La pérdida de confianza y el riesgo sistémico
La fortaleza de la CISA residía en su capacidad para centralizar información y generar confianza entre organismos. Sin embargo, esa confianza se ha erosionado. Funcionarios estatales y empresas de servicios públicos temen que la agencia ya no sea un interlocutor neutral. Cynthia Lane, directora de una compañía de agua y saneamiento en Colorado, señala que la disolución de alianzas público-privadas ha generado confusión: “No sabemos quién transmite ahora la información de seguridad a nivel federal”.
Esta falta de comunicación fluida preocupa a expertos en ciberseguridad, que subrayan que las amenazas actuales —provenientes de actores estatales y criminales— requieren coordinación en tiempo real. Estados Unidos ha sido objetivo de ataques importantes en los últimos años, incluyendo brechas en Microsoft Exchange Online y SharePoint, atribuidas a hackers chinos, y ataques a sistemas de telecomunicaciones que motivaron al gobierno a recomendar comunicaciones cifradas para la población.
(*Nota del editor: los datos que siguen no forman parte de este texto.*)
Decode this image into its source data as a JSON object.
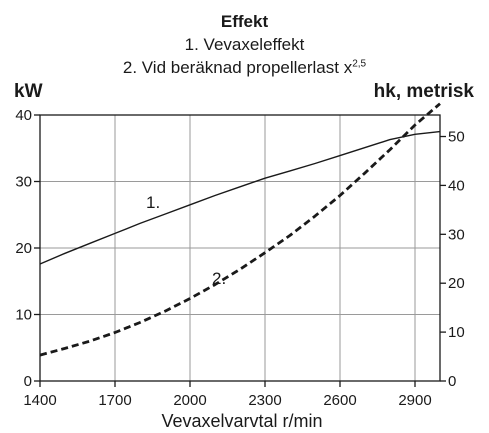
{
  "chart_data": {
    "type": "line",
    "title": "Effekt",
    "subtitle_1": "1. Vevaxeleffekt",
    "subtitle_2_text": "2. Vid beräknad propellerlast x",
    "subtitle_2_exp": "2,5",
    "y_unit_left": "kW",
    "y_unit_right": "hk, metrisk",
    "xlabel": "Vevaxelvarvtal r/min",
    "xlim": [
      1400,
      3000
    ],
    "ylim": [
      0,
      40
    ],
    "y2lim": [
      0,
      54.4
    ],
    "x_ticks": [
      1400,
      1700,
      2000,
      2300,
      2600,
      2900
    ],
    "x_tick_labels": [
      "1400",
      "1700",
      "2000",
      "2300",
      "2600",
      "2900"
    ],
    "y_ticks": [
      0,
      10,
      20,
      30,
      40
    ],
    "y_tick_labels": [
      "0",
      "10",
      "20",
      "30",
      "40"
    ],
    "y2_ticks": [
      0,
      10,
      20,
      30,
      40,
      50
    ],
    "y2_tick_labels": [
      "0",
      "10",
      "20",
      "30",
      "40",
      "50"
    ],
    "grid": true,
    "series": [
      {
        "name": "1.",
        "style": "solid",
        "x": [
          1400,
          1500,
          1600,
          1700,
          1800,
          1900,
          2000,
          2100,
          2200,
          2300,
          2400,
          2500,
          2600,
          2700,
          2800,
          2900,
          3000
        ],
        "y": [
          17.6,
          19.2,
          20.7,
          22.2,
          23.7,
          25.1,
          26.5,
          27.9,
          29.2,
          30.5,
          31.6,
          32.7,
          33.9,
          35.1,
          36.3,
          37.1,
          37.5
        ]
      },
      {
        "name": "2.",
        "style": "dashed",
        "x": [
          1400,
          1500,
          1600,
          1700,
          1800,
          1900,
          2000,
          2100,
          2200,
          2300,
          2400,
          2500,
          2600,
          2700,
          2800,
          2900,
          3000
        ],
        "y": [
          3.9,
          4.9,
          6.0,
          7.3,
          8.8,
          10.5,
          12.4,
          14.5,
          16.8,
          19.3,
          21.9,
          24.8,
          27.9,
          31.3,
          34.8,
          38.5,
          41.7
        ]
      }
    ]
  }
}
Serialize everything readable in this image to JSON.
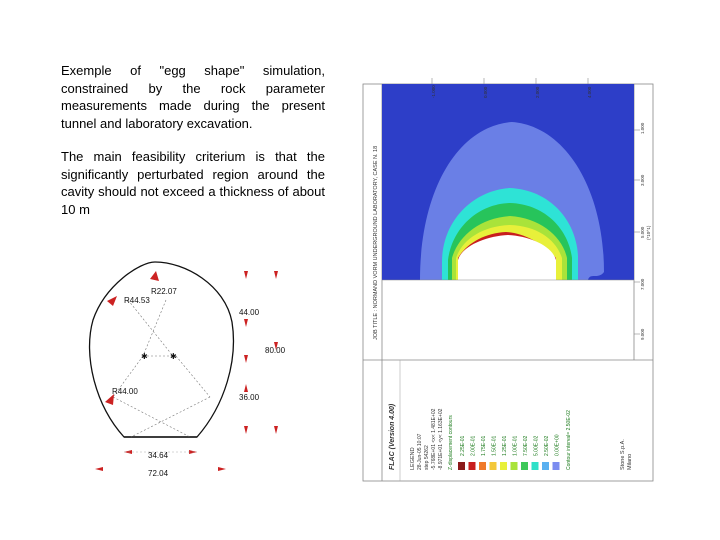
{
  "text": {
    "paragraph1": "Exemple of \"egg shape\" simulation, constrained by the rock parameter measurements made during the present tunnel and laboratory excavation.",
    "paragraph2": "The main feasibility criterium is that the significantly perturbated region around the cavity should not exceed a thickness of about 10 m"
  },
  "cross_section": {
    "radius_left_top": "R44.53",
    "radius_top": "R22.07",
    "radius_left_bottom": "R44.00",
    "height_upper": "44.00",
    "height_total": "80.00",
    "height_lower": "36.00",
    "base_width": "34.64",
    "total_width": "72.04"
  },
  "flac_plot": {
    "header_title": "JOB TITLE : NORMAND VORM UNDERGROUND LABORATORY, CASE N. 18",
    "version": "FLAC (Version 4.00)",
    "legend_title": "LEGEND",
    "date": "28-Jun-05 10:07",
    "step": "step 54262",
    "x_range": "-5.768E+01 <x< 1.481E+02",
    "y_range": "-8.971E+01 <y< 1.163E+02",
    "contour_title": "Z-displacement contours",
    "contour_levels": [
      "2.25E-01",
      "2.00E-01",
      "1.75E-01",
      "1.50E-01",
      "1.25E-01",
      "1.00E-01",
      "7.50E-02",
      "5.00E-02",
      "2.50E-02",
      "0.00E+00"
    ],
    "contour_colors": [
      "#8b1a1a",
      "#c81e1e",
      "#f07a2a",
      "#f3c83a",
      "#e8f03a",
      "#a9e33a",
      "#3ec85a",
      "#2fe0c8",
      "#5ab0f0",
      "#7b8cf0"
    ],
    "contour_interval": "Contour interval= 2.50E-02",
    "company": "Stone S.p.A.",
    "city": "Milano",
    "tick_labels_top": [
      "-1.000",
      "0.000",
      "2.000",
      "4.000"
    ],
    "tick_labels_right": [
      "1.000",
      "3.000",
      "5.000",
      "7.000",
      "9.000",
      "(*10^1)"
    ],
    "colors": {
      "background": "#2d3ec8",
      "halo": "#6a7fe6",
      "cyan": "#2ee3d6",
      "green": "#27c45b"
    }
  }
}
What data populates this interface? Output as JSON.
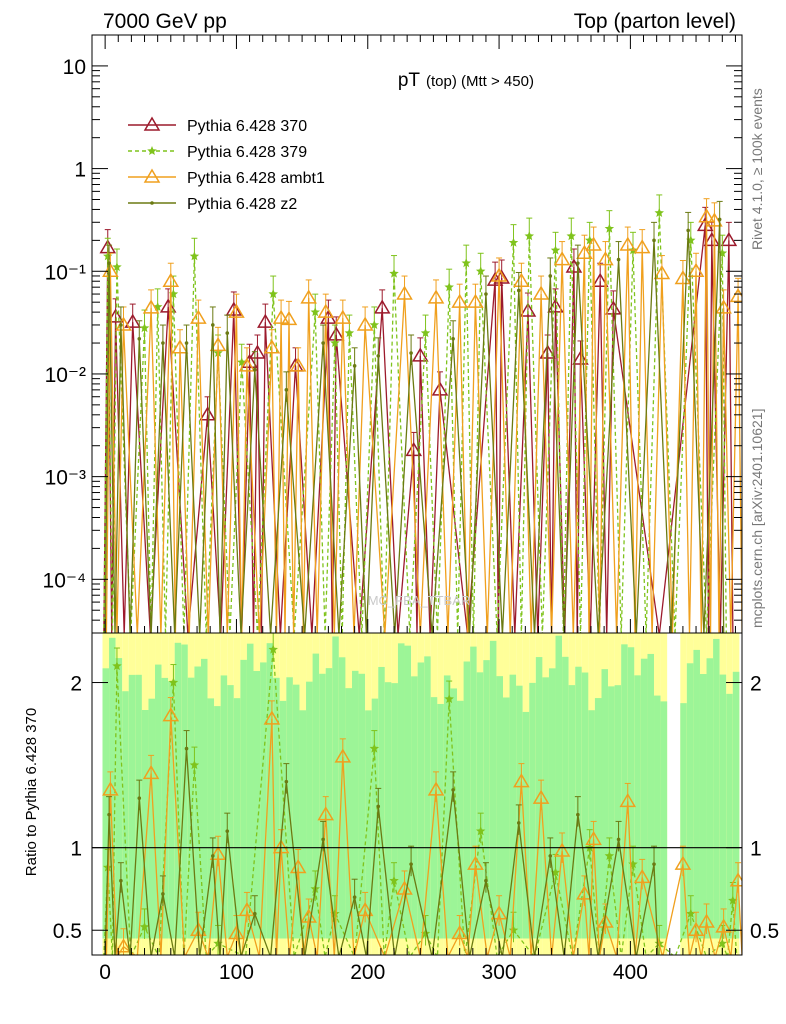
{
  "header": {
    "energy_label": "7000 GeV pp",
    "process_label": "Top (parton level)"
  },
  "side": {
    "rivet_label": "Rivet 4.1.0, ≥ 100k events",
    "source_label": "mcplots.cern.ch [arXiv:2401.10621]"
  },
  "chart_data": {
    "type": "line",
    "title_main": "pT",
    "title_sub": "(top) (Mtt > 450)",
    "watermark": "MC_FBA_TTBAR",
    "xlabel": "",
    "ylabel_ratio": "Ratio to Pythia 6.428 370",
    "xlim": [
      -10,
      485
    ],
    "ylim_main": [
      3e-05,
      20
    ],
    "ylim_ratio": [
      0.35,
      2.3
    ],
    "x_ticks": [
      {
        "value": 0,
        "label": "0"
      },
      {
        "value": 100,
        "label": "100"
      },
      {
        "value": 200,
        "label": "200"
      },
      {
        "value": 300,
        "label": "300"
      },
      {
        "value": 400,
        "label": "400"
      }
    ],
    "y_ticks_main": [
      {
        "value": 10,
        "label": "10"
      },
      {
        "value": 1,
        "label": "1"
      },
      {
        "value": 0.1,
        "label": "10⁻¹"
      },
      {
        "value": 0.01,
        "label": "10⁻²"
      },
      {
        "value": 0.001,
        "label": "10⁻³"
      },
      {
        "value": 0.0001,
        "label": "10⁻⁴"
      }
    ],
    "y_ticks_ratio": [
      {
        "value": 2,
        "label": "2"
      },
      {
        "value": 1,
        "label": "1"
      },
      {
        "value": 0.5,
        "label": "0.5"
      }
    ],
    "legend": [
      {
        "name": "Pythia 6.428 370",
        "color": "#9c1a2c",
        "dash": "",
        "marker": "triangle"
      },
      {
        "name": "Pythia 6.428 379",
        "color": "#7fc31c",
        "dash": "4,3",
        "marker": "star"
      },
      {
        "name": "Pythia 6.428 ambt1",
        "color": "#f0a01e",
        "dash": "",
        "marker": "triangle"
      },
      {
        "name": "Pythia 6.428 z2",
        "color": "#6b7a12",
        "dash": "",
        "marker": "dot"
      }
    ],
    "series": [
      {
        "name": "Pythia 6.428 370",
        "points": [
          [
            2,
            0.17
          ],
          [
            8,
            0.036
          ],
          [
            21,
            0.032
          ],
          [
            48,
            0.045
          ],
          [
            78,
            0.004
          ],
          [
            98,
            0.042
          ],
          [
            110,
            0.013
          ],
          [
            116,
            0.016
          ],
          [
            122,
            0.032
          ],
          [
            145,
            0.012
          ],
          [
            170,
            0.035
          ],
          [
            176,
            0.024
          ],
          [
            211,
            0.044
          ],
          [
            235,
            0.0018
          ],
          [
            240,
            0.015
          ],
          [
            255,
            0.007
          ],
          [
            297,
            0.082
          ],
          [
            302,
            0.086
          ],
          [
            322,
            0.041
          ],
          [
            337,
            0.016
          ],
          [
            343,
            0.045
          ],
          [
            357,
            0.11
          ],
          [
            362,
            0.014
          ],
          [
            377,
            0.08
          ],
          [
            387,
            0.043
          ],
          [
            457,
            0.28
          ],
          [
            462,
            0.2
          ],
          [
            475,
            0.2
          ]
        ]
      },
      {
        "name": "Pythia 6.428 379",
        "points": [
          [
            2,
            0.14
          ],
          [
            9,
            0.11
          ],
          [
            30,
            0.028
          ],
          [
            40,
            0.045
          ],
          [
            52,
            0.06
          ],
          [
            68,
            0.14
          ],
          [
            86,
            0.016
          ],
          [
            104,
            0.013
          ],
          [
            128,
            0.06
          ],
          [
            160,
            0.04
          ],
          [
            175,
            0.02
          ],
          [
            186,
            0.025
          ],
          [
            205,
            0.03
          ],
          [
            220,
            0.095
          ],
          [
            244,
            0.025
          ],
          [
            262,
            0.07
          ],
          [
            275,
            0.12
          ],
          [
            286,
            0.1
          ],
          [
            311,
            0.19
          ],
          [
            323,
            0.22
          ],
          [
            343,
            0.16
          ],
          [
            355,
            0.22
          ],
          [
            369,
            0.2
          ],
          [
            384,
            0.26
          ],
          [
            402,
            0.16
          ],
          [
            422,
            0.37
          ],
          [
            446,
            0.2
          ],
          [
            470,
            0.15
          ]
        ]
      },
      {
        "name": "Pythia 6.428 ambt1",
        "points": [
          [
            4,
            0.1
          ],
          [
            14,
            0.03
          ],
          [
            35,
            0.044
          ],
          [
            50,
            0.08
          ],
          [
            57,
            0.018
          ],
          [
            71,
            0.035
          ],
          [
            86,
            0.019
          ],
          [
            100,
            0.04
          ],
          [
            108,
            0.012
          ],
          [
            127,
            0.018
          ],
          [
            134,
            0.035
          ],
          [
            140,
            0.034
          ],
          [
            147,
            0.012
          ],
          [
            155,
            0.055
          ],
          [
            168,
            0.04
          ],
          [
            181,
            0.035
          ],
          [
            198,
            0.03
          ],
          [
            228,
            0.06
          ],
          [
            252,
            0.055
          ],
          [
            270,
            0.05
          ],
          [
            282,
            0.05
          ],
          [
            300,
            0.09
          ],
          [
            317,
            0.08
          ],
          [
            332,
            0.06
          ],
          [
            348,
            0.13
          ],
          [
            365,
            0.15
          ],
          [
            372,
            0.18
          ],
          [
            381,
            0.13
          ],
          [
            398,
            0.18
          ],
          [
            409,
            0.17
          ],
          [
            424,
            0.095
          ],
          [
            440,
            0.085
          ],
          [
            450,
            0.1
          ],
          [
            458,
            0.34
          ],
          [
            464,
            0.31
          ],
          [
            471,
            0.044
          ],
          [
            482,
            0.057
          ]
        ]
      },
      {
        "name": "Pythia 6.428 z2",
        "points": [
          [
            3,
            0.12
          ],
          [
            12,
            0.03
          ],
          [
            26,
            0.022
          ],
          [
            44,
            0.02
          ],
          [
            62,
            0.02
          ],
          [
            82,
            0.03
          ],
          [
            93,
            0.025
          ],
          [
            114,
            0.011
          ],
          [
            138,
            0.007
          ],
          [
            166,
            0.02
          ],
          [
            190,
            0.012
          ],
          [
            208,
            0.015
          ],
          [
            233,
            0.016
          ],
          [
            265,
            0.022
          ],
          [
            290,
            0.06
          ],
          [
            315,
            0.065
          ],
          [
            339,
            0.09
          ],
          [
            360,
            0.12
          ],
          [
            391,
            0.13
          ],
          [
            418,
            0.2
          ],
          [
            444,
            0.25
          ],
          [
            468,
            0.32
          ]
        ]
      }
    ],
    "ratio_series": [
      {
        "name": "Pythia 6.428 379",
        "points": [
          [
            2,
            0.88
          ],
          [
            9,
            2.1
          ],
          [
            30,
            0.52
          ],
          [
            52,
            2.0
          ],
          [
            68,
            1.5
          ],
          [
            86,
            0.42
          ],
          [
            128,
            2.2
          ],
          [
            160,
            0.75
          ],
          [
            175,
            0.6
          ],
          [
            205,
            1.6
          ],
          [
            220,
            0.8
          ],
          [
            244,
            0.48
          ],
          [
            262,
            1.9
          ],
          [
            286,
            1.1
          ],
          [
            311,
            0.5
          ],
          [
            343,
            0.85
          ],
          [
            369,
            1.0
          ],
          [
            384,
            0.95
          ],
          [
            402,
            0.9
          ],
          [
            422,
            0.42
          ],
          [
            446,
            0.6
          ],
          [
            470,
            0.42
          ],
          [
            478,
            0.68
          ]
        ]
      },
      {
        "name": "Pythia 6.428 ambt1",
        "points": [
          [
            4,
            1.35
          ],
          [
            14,
            0.4
          ],
          [
            35,
            1.45
          ],
          [
            50,
            1.8
          ],
          [
            71,
            0.5
          ],
          [
            86,
            0.96
          ],
          [
            100,
            0.48
          ],
          [
            108,
            0.62
          ],
          [
            127,
            1.78
          ],
          [
            134,
            1.0
          ],
          [
            147,
            0.88
          ],
          [
            155,
            0.58
          ],
          [
            168,
            1.2
          ],
          [
            181,
            1.55
          ],
          [
            198,
            0.62
          ],
          [
            228,
            0.75
          ],
          [
            252,
            1.35
          ],
          [
            270,
            0.48
          ],
          [
            282,
            0.9
          ],
          [
            300,
            0.6
          ],
          [
            317,
            1.4
          ],
          [
            332,
            1.3
          ],
          [
            348,
            0.98
          ],
          [
            365,
            0.72
          ],
          [
            372,
            1.05
          ],
          [
            381,
            0.55
          ],
          [
            398,
            1.28
          ],
          [
            409,
            0.82
          ],
          [
            440,
            0.9
          ],
          [
            450,
            0.5
          ],
          [
            458,
            0.55
          ],
          [
            471,
            0.52
          ],
          [
            482,
            0.8
          ]
        ]
      },
      {
        "name": "Pythia 6.428 z2",
        "points": [
          [
            3,
            1.2
          ],
          [
            12,
            0.8
          ],
          [
            26,
            1.3
          ],
          [
            44,
            0.72
          ],
          [
            62,
            1.6
          ],
          [
            82,
            0.95
          ],
          [
            93,
            1.1
          ],
          [
            114,
            0.6
          ],
          [
            138,
            1.4
          ],
          [
            166,
            1.05
          ],
          [
            190,
            0.7
          ],
          [
            208,
            1.25
          ],
          [
            233,
            0.9
          ],
          [
            265,
            1.35
          ],
          [
            290,
            0.8
          ],
          [
            315,
            1.15
          ],
          [
            339,
            0.95
          ],
          [
            360,
            1.2
          ],
          [
            391,
            1.05
          ],
          [
            418,
            0.9
          ]
        ]
      }
    ]
  }
}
Un exfuncionario de la CISA, que prefirió mantener el anonimato, advirtió que el gobierno “está jugando con fuego” al reducir las capacidades de la agencia. “Es solo cuestión de tiempo que ocurra algo grave”, señaló.
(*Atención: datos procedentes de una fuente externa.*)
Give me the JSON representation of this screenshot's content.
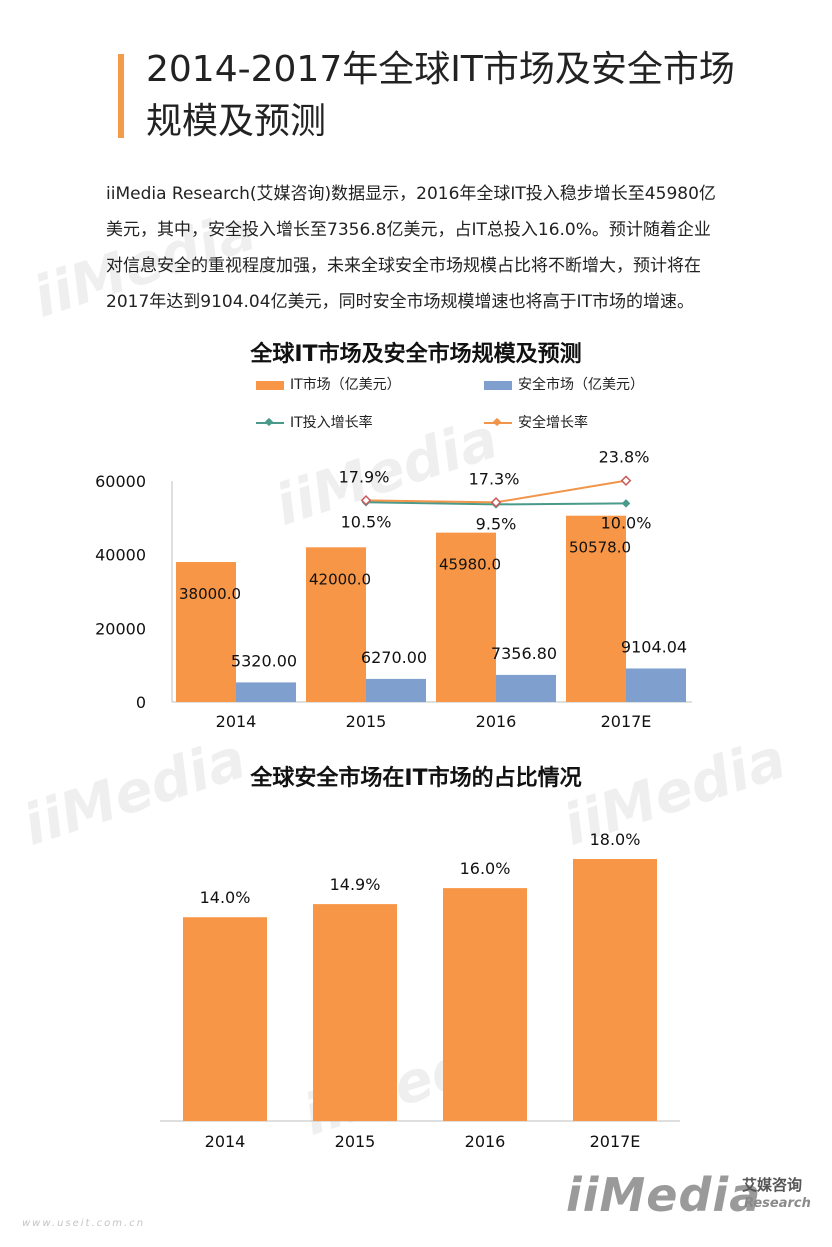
{
  "page": {
    "title_line1": "2014-2017年全球IT市场及安全市场",
    "title_line2": "规模及预测",
    "intro_lines": [
      "iiMedia Research(艾媒咨询)数据显示，2016年全球IT投入稳步增长至45980亿",
      "美元，其中，安全投入增长至7356.8亿美元，占IT总投入16.0%。预计随着企业",
      "对信息安全的重视程度加强，未来全球安全市场规模占比将不断增大，预计将在",
      "2017年达到9104.04亿美元，同时安全市场规模增速也将高于IT市场的增速。"
    ],
    "logo_text": "iiMedia",
    "logo_cn": "艾媒咨询",
    "logo_en": "Research",
    "footer_url": "www.useit.com.cn"
  },
  "colors": {
    "accent": "#f39a4b",
    "it_bar": "#f79646",
    "security_bar": "#7f9fcf",
    "it_growth_line": "#4a9a8c",
    "security_growth_line": "#f0954a",
    "security_marker": "#c95a5a"
  },
  "chart_data": [
    {
      "type": "bar",
      "title": "全球IT市场及安全市场规模及预测",
      "categories": [
        "2014",
        "2015",
        "2016",
        "2017E"
      ],
      "series": [
        {
          "name": "IT市场（亿美元）",
          "values": [
            38000.0,
            42000.0,
            45980.0,
            50578.0
          ],
          "labels": [
            "38000.0",
            "42000.0",
            "45980.0",
            "50578.0"
          ]
        },
        {
          "name": "安全市场（亿美元）",
          "values": [
            5320.0,
            6270.0,
            7356.8,
            9104.04
          ],
          "labels": [
            "5320.00",
            "6270.00",
            "7356.80",
            "9104.04"
          ]
        }
      ],
      "line_series": [
        {
          "name": "IT投入增长率",
          "categories": [
            "2015",
            "2016",
            "2017E"
          ],
          "values": [
            10.5,
            9.5,
            10.0
          ],
          "labels": [
            "10.5%",
            "9.5%",
            "10.0%"
          ]
        },
        {
          "name": "安全增长率",
          "categories": [
            "2015",
            "2016",
            "2017E"
          ],
          "values": [
            17.9,
            17.3,
            23.8
          ],
          "labels": [
            "17.9%",
            "17.3%",
            "23.8%"
          ]
        }
      ],
      "ylim": [
        0,
        60000
      ],
      "yticks": [
        "0",
        "20000",
        "40000",
        "60000"
      ],
      "xlabel": "",
      "ylabel": "",
      "grid": false,
      "legend": "top"
    },
    {
      "type": "bar",
      "title": "全球安全市场在IT市场的占比情况",
      "categories": [
        "2014",
        "2015",
        "2016",
        "2017E"
      ],
      "series": [
        {
          "values": [
            14.0,
            14.9,
            16.0,
            18.0
          ],
          "labels": [
            "14.0%",
            "14.9%",
            "16.0%",
            "18.0%"
          ]
        }
      ],
      "ylim": [
        0,
        20
      ],
      "xlabel": "",
      "ylabel": "",
      "grid": false
    }
  ]
}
De la cooperación a la desconfianza
En estados como Arizona, la relación con la CISA ha pasado de la cooperación al “modo silencioso”, como lo denomina el propio Fontes. Las autoridades locales limitan ahora la información que comparten con Washington, temiendo filtraciones o un uso político de los datos. “Cumplimos con la ley, pero compartimos lo mínimo indispensable”, afirmó.
Esta desconfianza podría impedir que la CISA detecte patrones de ataque que solo pueden identificarse con una visión global del ecosistema digital. Sin esa perspectiva, cada estado o empresa queda más expuesto y el sistema nacional de ciberdefensa se fragmenta.
Mientras la Casa Blanca defiende que la agencia “sigue cumpliendo su misión en medio de un cierre gubernamental sin precedentes”, las señales de alerta se acumulan. La ciberseguridad estadounidense, que durante años fue un modelo de colaboración y transparencia, enfrenta hoy un deterioro que podría tener consecuencias devastadoras en caso de un ataque coordinado a gran escala.